Added the code in the below textbox after the following comment and code near line 2529:
! At the initial time we care about values of soil moisture and temperature, other times are ! ignored by the model, so we ignore them, too. IF ( domain_ClockIsStartTime(grid) ) THEN account_for_zero_soil_moisture : SELECT CASE ( model_config_rec%sf_surface_physics(grid%id) )
Note: WRF doesn't vary the lake temperature at each time step. It assumes the lake surface temperature will change slowly compared to the land surface temperature, so lake surface temperature stays constant throughout the model run. Since I'm focused on a lake breeze in the afternoon I use an afternoon lake temperature to run the entire WRF simulation.
Below is the change from the default lake size and temperature to my modified temperature to 302 K.

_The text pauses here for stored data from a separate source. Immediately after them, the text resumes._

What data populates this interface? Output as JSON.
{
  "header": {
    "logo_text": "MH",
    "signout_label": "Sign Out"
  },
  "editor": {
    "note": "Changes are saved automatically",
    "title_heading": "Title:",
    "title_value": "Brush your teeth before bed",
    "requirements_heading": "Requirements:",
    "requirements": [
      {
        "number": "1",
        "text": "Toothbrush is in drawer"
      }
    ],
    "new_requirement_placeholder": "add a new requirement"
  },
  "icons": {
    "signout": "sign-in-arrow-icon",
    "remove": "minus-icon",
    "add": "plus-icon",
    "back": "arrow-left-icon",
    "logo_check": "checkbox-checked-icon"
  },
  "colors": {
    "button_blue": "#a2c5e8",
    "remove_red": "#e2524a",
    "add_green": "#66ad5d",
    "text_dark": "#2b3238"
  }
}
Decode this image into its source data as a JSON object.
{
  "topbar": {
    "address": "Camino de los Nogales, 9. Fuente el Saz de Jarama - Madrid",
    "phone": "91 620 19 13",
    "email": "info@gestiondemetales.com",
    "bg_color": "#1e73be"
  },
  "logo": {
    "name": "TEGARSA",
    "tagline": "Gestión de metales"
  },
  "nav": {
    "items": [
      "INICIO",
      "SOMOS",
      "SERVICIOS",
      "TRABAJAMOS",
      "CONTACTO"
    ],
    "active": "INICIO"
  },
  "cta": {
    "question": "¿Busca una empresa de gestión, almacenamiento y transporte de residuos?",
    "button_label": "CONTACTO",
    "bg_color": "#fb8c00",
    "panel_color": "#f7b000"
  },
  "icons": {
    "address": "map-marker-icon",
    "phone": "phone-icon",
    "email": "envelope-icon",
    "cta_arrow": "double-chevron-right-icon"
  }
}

Edit WRF fields in Photoshop
I always thought it would be nice if I could load a netCDF file into photoshop and make changes to fields with the paint brush and pencil tool. Well, now you can!, with this three step process using Python (this only works with binary arrays or categorical data sets so far). This is a work in progress and will get more attention upon need for doing this kind of work again.- Convert a netCDF array into a bitmap image netcdf_to_bitmap.py.
- Open image in PhotoShop and use the pencil tool to change colors (i.e. land use categories). Save image as bitmap.
- Open the modified land use image in Python bitmap_to_netcdf.py. and extract the colors as categories. Save array into the WRF netCDF file
As an example, Jim Steenburgh wanted to make the Lake Ontario simple on the southern coast for a test WRF simulaiton. From the geo_em.d03.nc file I created a bitmap image of the LANDMASK array, Jim modified the lake in Photoshop, I then used the new bitmap image to redefine a new lakemask and landuse index for the lake.